Leon F Seltzer Ph D Why We Hide Emotional Pain

Leon F Seltzer Ph D Why We Hide Emotional Pain
Thrashing emotional pining - I snitch women do it, too, but men are educated to be experts at rout our emotions in accepted, and our pining in individual. It's not surge, and it causes measureless problems in relationships.

Dr. Leon Seltzer who blogs at "Psychology At the present time" - his blog is Headway of the Basis - truthful posted a good article on why we pour emotional pining. Manipulate it out.

WHY WE Wharf Emotional Dull pain


"Strong People WON'T LET THEMSELVES CRY, RIGHT?"

Published on September 28, 2011 by Leon F. Seltzer, Ph.D. in Headway of the Basis

Who hasn't had the experience of asking groove whether whatsoever is wrong--for it's overtly glaring from their stand facing or tone of exclaim that they're upset--only to hold back them respond: "No, I'm fine."? In such instances, brightly they're "not "fine but moving back into themselves to avoid a dialogue they fear forte end up making them feel decrease.

Tendencies near renunciation, move back, and self-isolation are acknowledged in sense to thickly felt emotional pining. In fact, one whiff that a person is feeling tortured may be in their becoming picturesquely calm or put up the shutters down. Such stop speaks volumes, and generally the mail is: "I'm not leaving to risk your distressing me director than you in advance hold back... so I'm putting a wall between us." On the converse, it's then physically possible that the notable forte thoughtlessly become unstill, awake, or hyper--attempting immediate activity to anxiety themselves from the failure your words or actions (calm down unintentionally) hold back caused them.
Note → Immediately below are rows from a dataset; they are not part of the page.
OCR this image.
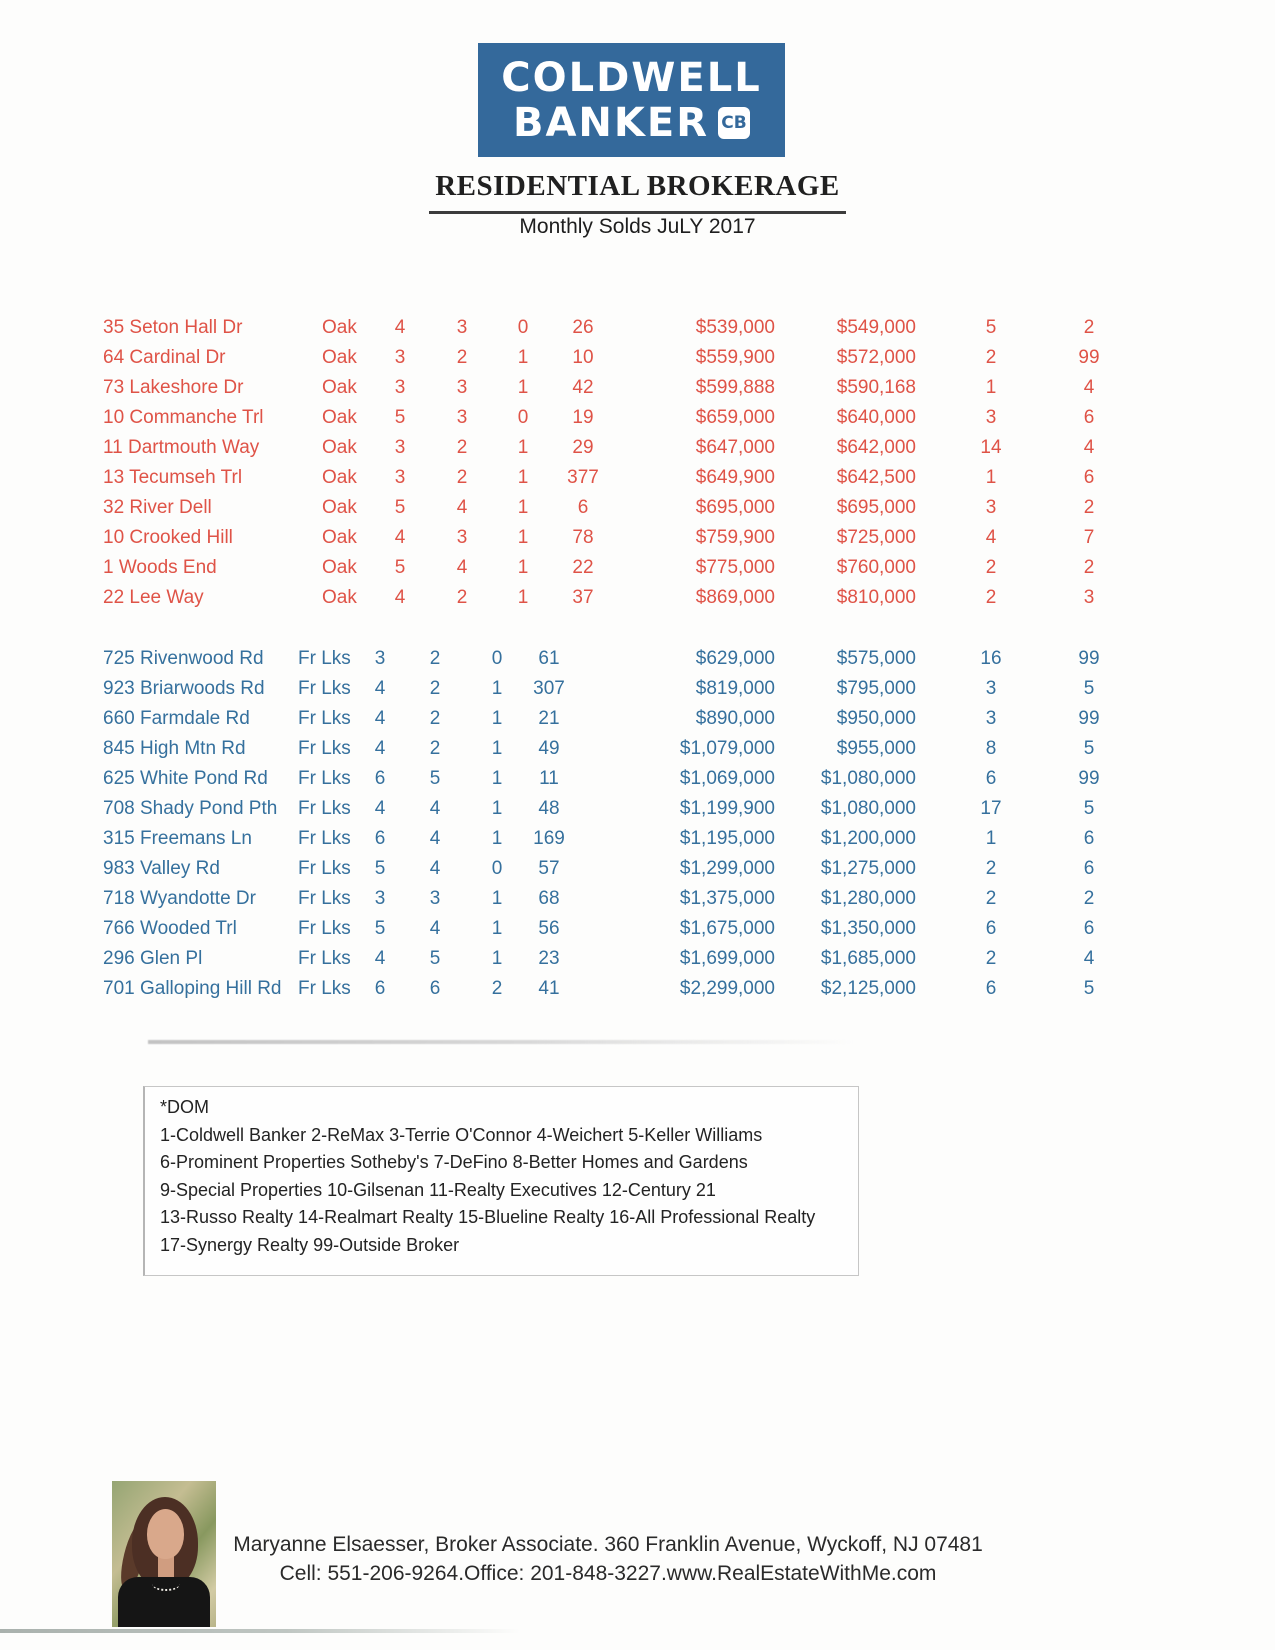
COLDWELL
BANKER CB
RESIDENTIAL BROKERAGE
Monthly Solds JuLY 2017
35 Seton Hall Dr	Oak	4	3	0	26	$539,000	$549,000	5	2
64 Cardinal Dr	Oak	3	2	1	10	$559,900	$572,000	2	99
73 Lakeshore Dr	Oak	3	3	1	42	$599,888	$590,168	1	4
10 Commanche Trl	Oak	5	3	0	19	$659,000	$640,000	3	6
11 Dartmouth Way	Oak	3	2	1	29	$647,000	$642,000	14	4
13 Tecumseh Trl	Oak	3	2	1	377	$649,900	$642,500	1	6
32 River Dell	Oak	5	4	1	6	$695,000	$695,000	3	2
10 Crooked Hill	Oak	4	3	1	78	$759,900	$725,000	4	7
1 Woods End	Oak	5	4	1	22	$775,000	$760,000	2	2
22 Lee Way	Oak	4	2	1	37	$869,000	$810,000	2	3
725 Rivenwood Rd	Fr Lks	3	2	0	61	$629,000	$575,000	16	99
923 Briarwoods Rd	Fr Lks	4	2	1	307	$819,000	$795,000	3	5
660 Farmdale Rd	Fr Lks	4	2	1	21	$890,000	$950,000	3	99
845 High Mtn Rd	Fr Lks	4	2	1	49	$1,079,000	$955,000	8	5
625 White Pond Rd	Fr Lks	6	5	1	11	$1,069,000	$1,080,000	6	99
708 Shady Pond Pth	Fr Lks	4	4	1	48	$1,199,900	$1,080,000	17	5
315 Freemans Ln	Fr Lks	6	4	1	169	$1,195,000	$1,200,000	1	6
983 Valley Rd	Fr Lks	5	4	0	57	$1,299,000	$1,275,000	2	6
718 Wyandotte Dr	Fr Lks	3	3	1	68	$1,375,000	$1,280,000	2	2
766 Wooded Trl	Fr Lks	5	4	1	56	$1,675,000	$1,350,000	6	6
296 Glen Pl	Fr Lks	4	5	1	23	$1,699,000	$1,685,000	2	4
701 Galloping Hill Rd Fr Lks	6	6	2	41	$2,299,000	$2,125,000	6	5
*DOM
1-Coldwell Banker 2-ReMax 3-Terrie O'Connor 4-Weichert 5-Keller Williams
6-Prominent Properties Sotheby's 7-DeFino 8-Better Homes and Gardens
9-Special Properties 10-Gilsenan 11-Realty Executives 12-Century 21
13-Russo Realty 14-Realmart Realty 15-Blueline Realty 16-All Professional Realty
17-Synergy Realty 99-Outside Broker
Maryanne Elsaesser, Broker Associate. 360 Franklin Avenue, Wyckoff, NJ 07481
Cell: 551-206-9264.Office: 201-848-3227.www.RealEstateWithMe.com
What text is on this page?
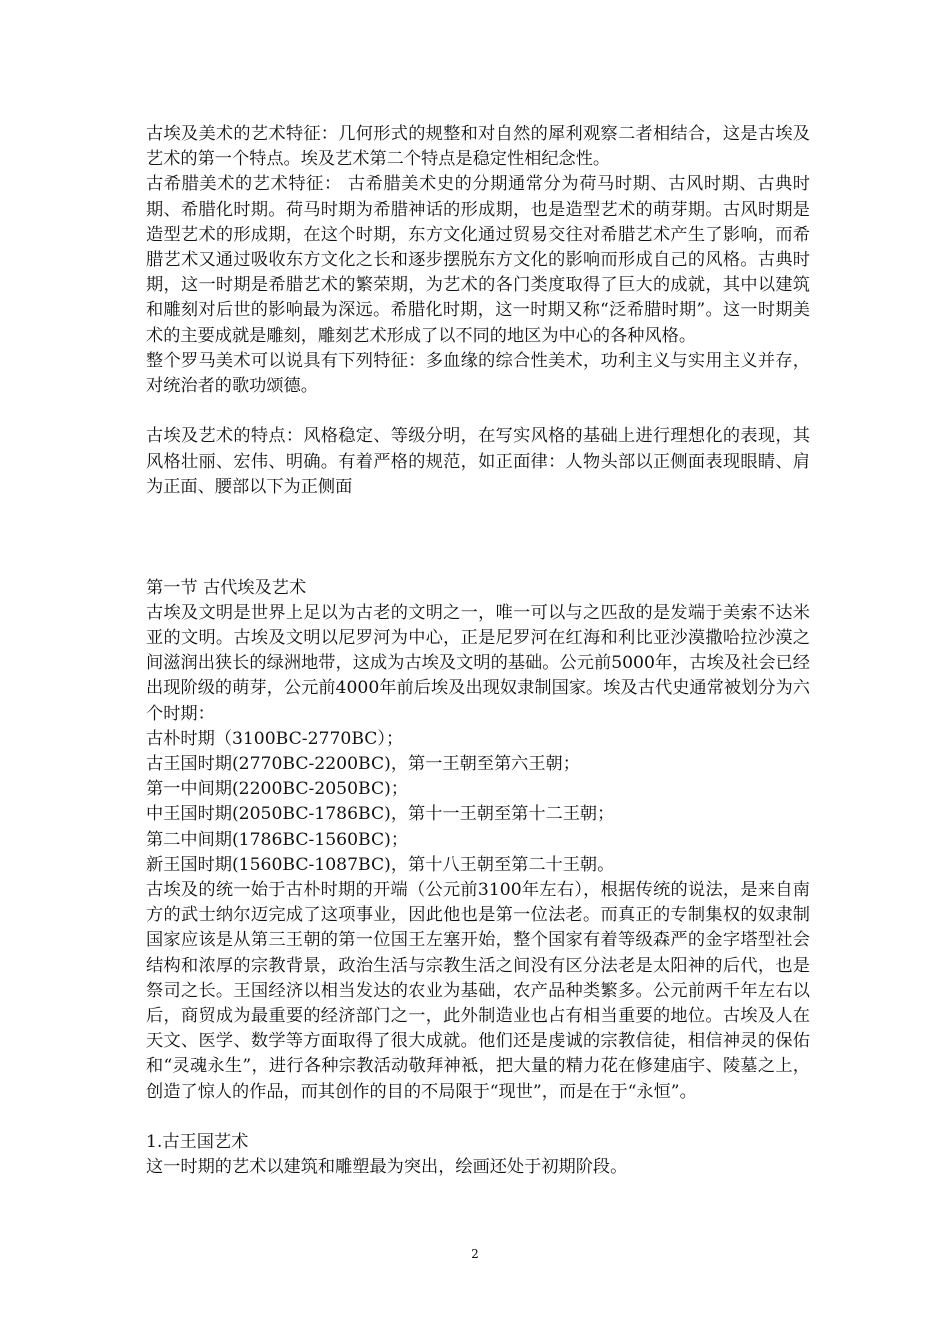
古埃及美术的艺术特征：几何形式的规整和对自然的犀利观察二者相结合，这是古埃及艺术的第一个特点。埃及艺术第二个特点是稳定性相纪念性。

古希腊美术的艺术特征： 古希腊美术史的分期通常分为荷马时期、古风时期、古典时期、希腊化时期。荷马时期为希腊神话的形成期，也是造型艺术的萌芽期。古风时期是造型艺术的形成期，在这个时期，东方文化通过贸易交往对希腊艺术产生了影响，而希腊艺术又通过吸收东方文化之长和逐步摆脱东方文化的影响而形成自己的风格。古典时期，这一时期是希腊艺术的繁荣期，为艺术的各门类度取得了巨大的成就，其中以建筑和雕刻对后世的影响最为深远。希腊化时期，这一时期又称“泛希腊时期”。这一时期美术的主要成就是雕刻，雕刻艺术形成了以不同的地区为中心的各种风格。

整个罗马美术可以说具有下列特征：多血缘的综合性美术，功利主义与实用主义并存，对统治者的歌功颂德。

古埃及艺术的特点：风格稳定、等级分明，在写实风格的基础上进行理想化的表现，其风格壮丽、宏伟、明确。有着严格的规范，如正面律：人物头部以正侧面表现眼睛、肩为正面、腰部以下为正侧面

第一节 古代埃及艺术

古埃及文明是世界上足以为古老的文明之一，唯一可以与之匹敌的是发端于美索不达米亚的文明。古埃及文明以尼罗河为中心，正是尼罗河在红海和利比亚沙漠撒哈拉沙漠之间滋润出狭长的绿洲地带，这成为古埃及文明的基础。公元前5000年，古埃及社会已经出现阶级的萌芽，公元前4000年前后埃及出现奴隶制国家。埃及古代史通常被划分为六个时期：

古朴时期（3100BC-2770BC）；

古王国时期(2770BC-2200BC)，第一王朝至第六王朝；

第一中间期(2200BC-2050BC)；

中王国时期(2050BC-1786BC)，第十一王朝至第十二王朝；

第二中间期(1786BC-1560BC)；

新王国时期(1560BC-1087BC)，第十八王朝至第二十王朝。

古埃及的统一始于古朴时期的开端（公元前3100年左右），根据传统的说法，是来自南方的武士纳尔迈完成了这项事业，因此他也是第一位法老。而真正的专制集权的奴隶制国家应该是从第三王朝的第一位国王左塞开始，整个国家有着等级森严的金字塔型社会结构和浓厚的宗教背景，政治生活与宗教生活之间没有区分法老是太阳神的后代，也是祭司之长。王国经济以相当发达的农业为基础，农产品种类繁多。公元前两千年左右以后，商贸成为最重要的经济部门之一，此外制造业也占有相当重要的地位。古埃及人在天文、医学、数学等方面取得了很大成就。他们还是虔诚的宗教信徒，相信神灵的保佑和“灵魂永生”，进行各种宗教活动敬拜神袛，把大量的精力花在修建庙宇、陵墓之上，创造了惊人的作品，而其创作的目的不局限于“现世”，而是在于“永恒”。

1.古王国艺术

这一时期的艺术以建筑和雕塑最为突出，绘画还处于初期阶段。

2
Or they forte accidentally lose their appetite, or skull eating hungrily to "stuff" their feelings or numb their pining. And so on. One time all, we hold back at our disposal all sorts of outline to bear in mind us from distressing.

THE Several VARIETIES OF Emotional PAINBefore leaving extra, let's repeat all the new experiences allied with with bated breath felt emotional pining. Conversely the list underside doesn't aim to be follow up, it credibly includes highest of the self-referencing assumptions or interpretations that lead to emotional cutting. All of these facts narrate to feeling, or one way or another being "made "to feel:

* Unworthy or worthless
* Disapproved of, invalidated, or rejected
* Not listened to or understood
* One and the same a non-entity--or invisible
* Reviled, not cared about or pleasing
* Insulted, disparaged, upset, distrusted, devalued, or bargain basement priced
* Aggressed against, subject polite of; betrayed
* Insufficient, unpleasant, total, nominated the path, wicked or looked down upon, not allowed
* Unsteady, stupid, laughable or silly; rotten
* Discomfiting or weak-willed
* Ashamed or humiliated
* Weak, helpless, or unprotected
* Disgraceful of time, attention, or tribute
* One and the same a failure; "loser"
* In charge, shameful--or a bad person generally

If any of populate look general to you from your own life, you forte like to go read the rest of the quantity.